Pytorch different outputs between with transpose

Let I have a tensor dimension of (B, N^2, C) and I reshape it into (B, C, N, N).

I think that I have two choices below

A = torch.rand(5, 100, 20) # Original Tensor

# First Method
B = torch.transpose(2, 1)
B = B.view(5, 20, 10, 10)

# Second Method
C = A.view(5, 20, 10, 10)

Both methods work but the outputs are slightly different and I cannot catch the difference between them.

Thanks

Solution

The difference between B and C is that you have used torch.transpose which means you have swapped two axes, this means you have changed the layout of the memory. The view at the end is just a nice interface for you to access your data but it has no effect on the underlying data of your tensor. What it comes down to is a contiguous memory data buffer.

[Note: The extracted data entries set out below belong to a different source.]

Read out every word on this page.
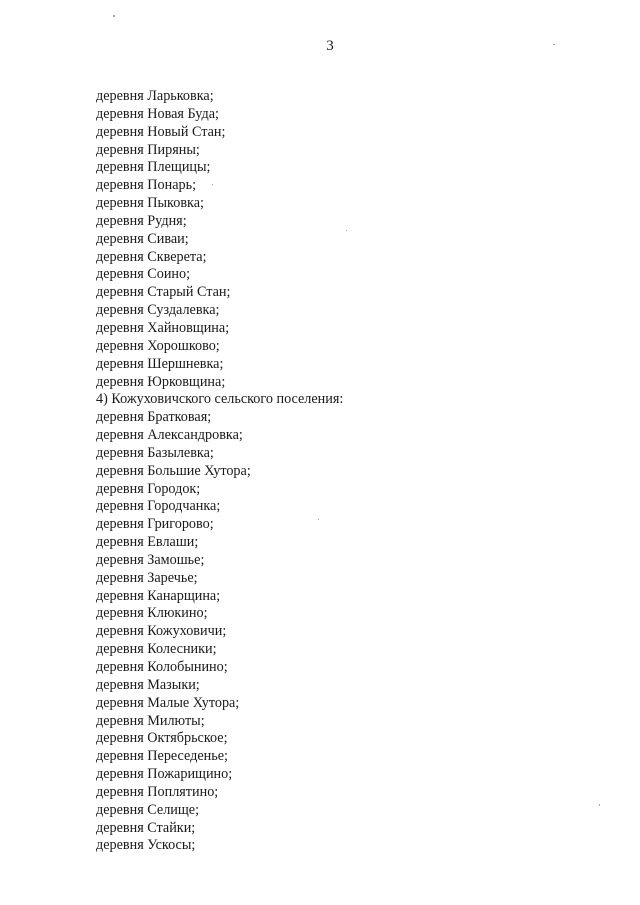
3
деревня Ларьковка;
деревня Новая Буда;
деревня Новый Стан;
деревня Пиряны;
деревня Плещицы;
деревня Понарь;
деревня Пыковка;
деревня Рудня;
деревня Сиваи;
деревня Скверета;
деревня Соино;
деревня Старый Стан;
деревня Суздалевка;
деревня Хайновщина;
деревня Хорошково;
деревня Шершневка;
деревня Юрковщина;
4) Кожуховичского сельского поселения:
деревня Братковая;
деревня Александровка;
деревня Базылевка;
деревня Большие Хутора;
деревня Городок;
деревня Городчанка;
деревня Григорово;
деревня Евлаши;
деревня Замошье;
деревня Заречье;
деревня Канарщина;
деревня Клюкино;
деревня Кожуховичи;
деревня Колесники;
деревня Колобынино;
деревня Мазыки;
деревня Малые Хутора;
деревня Милюты;
деревня Октябрьское;
деревня Переседенье;
деревня Пожарищино;
деревня Поплятино;
деревня Селище;
деревня Стайки;
деревня Ускосы;
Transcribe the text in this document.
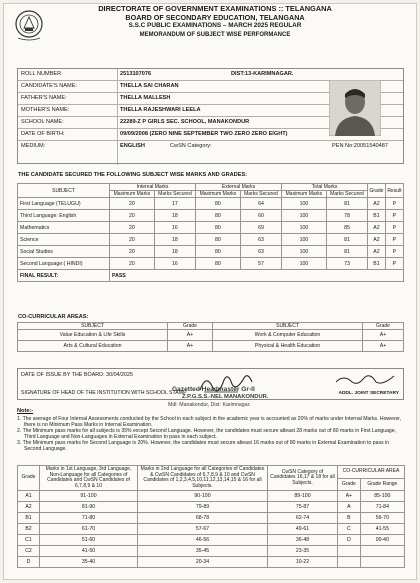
DIRECTORATE OF GOVERNMENT EXAMINATIONS :: TELANGANA
BOARD OF SECONDARY EDUCATION, TELANGANA
S.S.C PUBLIC EXAMINATIONS – MARCH 2025 REGULAR
MEMORANDUM OF SUBJECT WISE PERFORMANCE
ROLL NUMBER	2513107076	DIST:13-KARIMNAGAR.
CANDIDATE'S NAME:	THELLA SAI CHARAN
FATHER'S NAME:	THELLA MALLESH
MOTHER'S NAME:	THELLA RAJESHWARI LEELA
SCHOOL NAME:	22289-Z P GIRLS SEC. SCHOOL, MANAKONDUR
DATE OF BIRTH:	09/09/2008 (ZERO NINE SEPTEMBER TWO ZERO ZERO EIGHT)
MEDIUM:	ENGLISH	CwSN Category:	PEN No:20051540487
THE CANDIDATE SECURED THE FOLLOWING SUBJECT WISE MARKS AND GRADES:
SUBJECT	Internal Marks		External Marks		Total Marks		Grade	Result
	Maximum Marks	Marks Secured	Maximum Marks	Marks Secured	Maximum Marks	Marks Secured		
First Language (TELUGU)	20	17	80	64	100	81	A2	P
Third Language: English	20	18	80	60	100	78	B1	P
Mathematics	20	16	80	69	100	85	A2	P
Science	20	18	80	63	100	81	A2	P
Social Studies	20	18	80	63	100	81	A2	P
Second Language:( HINDI)	20	16	80	57	100	73	B1	P
FINAL RESULT:	PASS							
CO-CURRICULAR AREAS:
SUBJECT	Grade	SUBJECT	Grade
Value Education & Life Skills	A+	Work & Computer Education	A+
Arts & Cultural Education	A+	Physical & Health Education	A+
DATE OF ISSUE BY THE BOARD: 30/04/2025
SIGNATURE OF HEAD OF THE INSTITUTION WITH SCHOOL STAMP	ADDL. JOINT SECRETARY
Gazetted Headmaster Gr-II
Z.P.G.S.S.-NEL MANAKONDUR.
Mdl: Manakondur, Dist: Karimnagar.
Note:-
1. The average of Four Internal Assessments conducted by the School in each subject in the academic year is accounted as 20% of marks under Internal Marks. However, there is no Minimum Pass Marks in Internal Examination.
2. The Minimum pass marks for all subjects is 35% except Second Language. However, the candidates must secure atleast 28 marks out of 80 marks in First Language, Third Language and Non-Languages in External Examination to pass in each subject.
3. The Minimum pass marks for Second Language is 20%. However, the candidates must secure atleast 16 marks out of 80 marks in External Examination to pass in Second Language.
Grade	Marks in 1st Language, 3rd Language, Non-Language for all Categories of Candidates and CwSN Candidates of 6,7,8,9 & 10	Marks in 2nd Language for all Categories of Candidates & CwSN Candidates of 6,7,8,9 & 10 and CwSN Candidates of 1,2,3,4,5,10,11,12,13,14,15 & 16 for all Subjects.	CwSN Category of Candidates 16,17 & 18 for all Subjects.	CO-CURRICULAR AREA	
				Grade	Grade Range
A1	91-100	90-100	89-100	A+	85-100
A2	81-90	79-89	75-87	A	71-84
B1	71-80	68-78	62-74	B	56-70
B2	61-70	57-67	49-61	C	41-55
C1	51-60	46-56	36-48	D	00-40
C2	41-50	35-45	23-35		
D	35-40	20-34	10-22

If you take a smaller example, something we can grasp more easily:

>>> A = torch.rand(1, 4, 3)
tensor([[[0.2656, 0.5920, 0.3774],
         [0.8447, 0.5984, 0.0614],
         [0.5160, 0.8048, 0.6260],
         [0.1644, 0.3144, 0.1040]]])

Here swapping axis=1 and axis=2 comes down to a batched transpose (in mathematical terms):

>>> B = A.transpose(2, 1)
tensor([[[0.4543, 0.7447, 0.7814, 0.3444],
         [0.9766, 0.2732, 0.4766, 0.0387],
         [0.0123, 0.7260, 0.8939, 0.8581]]])

In terms of memory layout A has the following memory arangement:

>>> A.flatten()
tensor([0.4543, 0.9766, 0.0123, 0.7447, 0.2732, 0.7260, 0.7814, 0.4766, 0.8939,
        0.3444, 0.0387, 0.8581])

While B has a different layout. By layout I mean memory arrangement, I am not referring to its shape which is irrelevant:

>>> B.flatten()
tensor([0.4543, 0.7447, 0.7814, 0.3444, 0.9766, 0.2732, 0.4766, 0.0387, 0.0123,
        0.7260, 0.8939, 0.8581])

As I said reshaping i.e. building a view on top of a tensor doesn't change its memory layout, it's an abstraction level to better manipulate tensors.

So in the end, yes you end up with two different results: C shares the same data as A, while B is a copy and has a different memory layout.